Topological representation of intuitionistic and distributive abstract logics

TL;DR

This paper establishes a topological framework for studying intuitionistic and distributive abstract logics, showing their categorical equivalences with certain spectral spaces, simplifying their representation.

Contribution

It introduces a topological approach to abstract logics, defining categories of intuitionistic and distributive logics and proving their equivalences with spectral space categories.

Findings

Categories of intuitionistic abstract logics and implicative spectral spaces are equivalent.

Distributive abstract logics are equivalent to distributive sober spaces.
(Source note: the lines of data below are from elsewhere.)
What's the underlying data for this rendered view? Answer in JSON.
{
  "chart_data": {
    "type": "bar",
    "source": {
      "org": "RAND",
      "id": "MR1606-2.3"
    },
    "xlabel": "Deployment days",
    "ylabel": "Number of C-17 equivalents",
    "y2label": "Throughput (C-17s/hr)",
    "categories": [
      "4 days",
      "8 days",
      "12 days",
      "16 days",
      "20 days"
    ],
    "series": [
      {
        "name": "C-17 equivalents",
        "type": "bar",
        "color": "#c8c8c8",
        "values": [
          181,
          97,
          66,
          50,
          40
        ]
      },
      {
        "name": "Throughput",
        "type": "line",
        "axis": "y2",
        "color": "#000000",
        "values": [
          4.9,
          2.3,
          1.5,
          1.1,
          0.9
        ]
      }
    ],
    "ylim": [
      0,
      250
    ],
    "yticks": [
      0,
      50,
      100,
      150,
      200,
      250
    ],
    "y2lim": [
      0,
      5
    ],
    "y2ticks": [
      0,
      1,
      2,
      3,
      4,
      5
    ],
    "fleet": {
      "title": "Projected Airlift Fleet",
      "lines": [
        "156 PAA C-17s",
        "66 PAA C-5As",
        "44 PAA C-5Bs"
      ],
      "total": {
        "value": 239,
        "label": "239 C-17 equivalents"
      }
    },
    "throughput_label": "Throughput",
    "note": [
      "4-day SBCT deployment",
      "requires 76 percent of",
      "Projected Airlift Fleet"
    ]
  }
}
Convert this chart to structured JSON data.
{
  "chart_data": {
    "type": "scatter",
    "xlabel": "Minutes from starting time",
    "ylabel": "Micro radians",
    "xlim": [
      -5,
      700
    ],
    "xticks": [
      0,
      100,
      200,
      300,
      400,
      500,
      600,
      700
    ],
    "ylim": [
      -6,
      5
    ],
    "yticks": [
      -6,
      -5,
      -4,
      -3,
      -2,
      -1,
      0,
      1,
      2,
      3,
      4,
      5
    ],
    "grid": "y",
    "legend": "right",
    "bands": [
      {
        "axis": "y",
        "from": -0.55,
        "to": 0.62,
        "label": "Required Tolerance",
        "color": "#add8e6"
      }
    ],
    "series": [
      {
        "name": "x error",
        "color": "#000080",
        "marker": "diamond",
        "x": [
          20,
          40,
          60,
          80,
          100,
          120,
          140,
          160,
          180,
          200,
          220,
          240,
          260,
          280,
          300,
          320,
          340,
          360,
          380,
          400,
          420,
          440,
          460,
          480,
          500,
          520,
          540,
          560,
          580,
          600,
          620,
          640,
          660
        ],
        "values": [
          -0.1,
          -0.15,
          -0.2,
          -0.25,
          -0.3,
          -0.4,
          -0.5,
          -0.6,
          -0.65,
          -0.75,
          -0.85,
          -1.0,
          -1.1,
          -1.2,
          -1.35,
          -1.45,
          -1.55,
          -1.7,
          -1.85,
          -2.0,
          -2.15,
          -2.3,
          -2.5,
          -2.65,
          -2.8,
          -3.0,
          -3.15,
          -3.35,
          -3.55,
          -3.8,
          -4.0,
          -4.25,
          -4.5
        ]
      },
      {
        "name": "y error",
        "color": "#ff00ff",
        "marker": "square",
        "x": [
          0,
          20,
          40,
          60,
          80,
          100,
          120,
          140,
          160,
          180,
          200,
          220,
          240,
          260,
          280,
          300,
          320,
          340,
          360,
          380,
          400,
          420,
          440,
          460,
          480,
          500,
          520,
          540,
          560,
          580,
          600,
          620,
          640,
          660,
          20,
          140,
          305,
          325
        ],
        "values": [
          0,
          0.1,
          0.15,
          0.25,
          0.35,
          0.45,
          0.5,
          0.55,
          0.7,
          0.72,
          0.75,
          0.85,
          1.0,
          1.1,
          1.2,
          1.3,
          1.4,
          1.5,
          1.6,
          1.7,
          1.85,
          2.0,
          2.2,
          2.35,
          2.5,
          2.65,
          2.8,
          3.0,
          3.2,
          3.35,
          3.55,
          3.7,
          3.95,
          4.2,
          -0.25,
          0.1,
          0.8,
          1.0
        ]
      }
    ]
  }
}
Topological methods simplify the study of abstract logics.

Abstract

We continue work of our earlier paper (Lewitzka and Brunner: Minimally generated abstract logics, Logica Universalis 3(2), 2009), where abstract logics and particularly intuitionistic abstract logics are studied. Abstract logics can be topologized in a direct and natural way. This facilitates a topological study of classes of concrete logics whenever they are given in abstract form. Moreover, such a direct topological approach avoids the often complex algebraic and lattice-theoretic machinery usually applied to represent logics. Motivated by that point of view, we define in this paper the category of intuitionistic abstract logics with stable logic maps as morphisms, and the category of implicative spectral spaces with spectral maps as morphisms. We show the equivalence of these categories and conclude that the larger categories of distributive abstract logics and distributive sober spaces are equivalent, too.